A. Prescribe propranolol 40mg to be taken as required before potentially triggering situations
B. Initiate escitalopram 10mg daily and provide psychoeducation about panic disorder (Correct Answer)
C. Refer for formal psychodynamic psychotherapy
D. Prescribe alprazolam 0.5mg to be taken during panic attacks
E. Arrange 24-hour Holter monitoring before considering psychiatric treatment
Explanation: ***Initiate escitalopram 10mg daily and provide psychoeducation about panic disorder***
- First-line treatment for **panic disorder** includes either **Cognitive Behavioral Therapy (CBT)** or an **SSRI** like escitalopram, which manages both the attacks and the **anticipatory anxiety**.
- Psychoeducation is vital to help the patient understand that the physical symptoms of panic are not life-threatening, reducing the **catastrophic misinterpretation** of sensations.
*Prescribe propranolol 40mg to be taken as required before potentially triggering situations*
- While **beta-blockers** can mask peripheral autonomic symptoms like palpitations, they do not treat the underlying **anxiety or psychological components** of panic disorder.
- Propranolol is more commonly used for **performance-based social anxiety** rather than preventing spontaneous panic attacks.
*Refer for formal psychodynamic psychotherapy*
- **Psychodynamic psychotherapy** is not considered a first-line psychological intervention for panic disorder; **CBT** is the evidence-based gold standard.
- Treatment should focus on addressing the current **avoidance behaviors** (agoraphobia) and panic cycles rather than long-term personality or past-relationship exploration.
*Prescribe alprazolam 0.5mg to be taken during panic attacks*
- **Benzodiazepines** like alprazolam are not recommended first-line due to the high risk of **dependence**, tolerance, and potential for causing **rebound anxiety**.

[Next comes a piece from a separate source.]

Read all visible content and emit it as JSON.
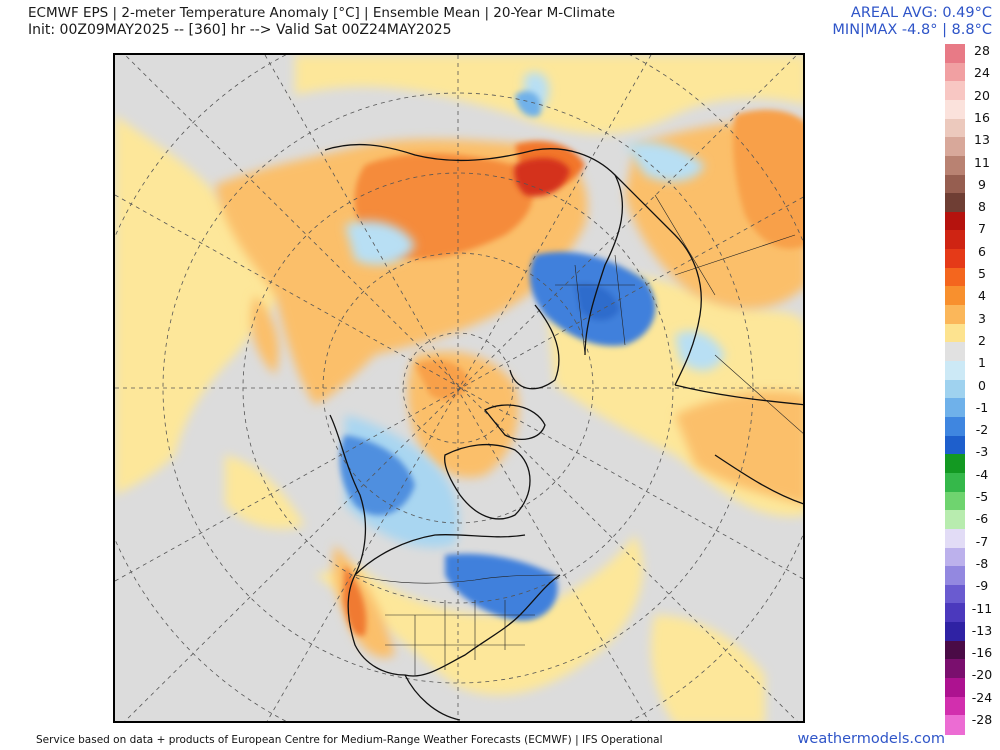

- Using medication "as needed" during an attack can lead to **safety behaviors** that prevent the patient from learning that the panic attack will naturally subside.
*Arrange 24-hour Holter monitoring before considering psychiatric treatment*
- Further cardiac testing is unnecessary as the patient has a **normal ECG** and physical examination, and the symptoms are classic for panic attacks.
- Excessive medical investigations can be counterproductive by reinforcing the patient's **illness anxiety** and delaying necessary psychiatric treatment.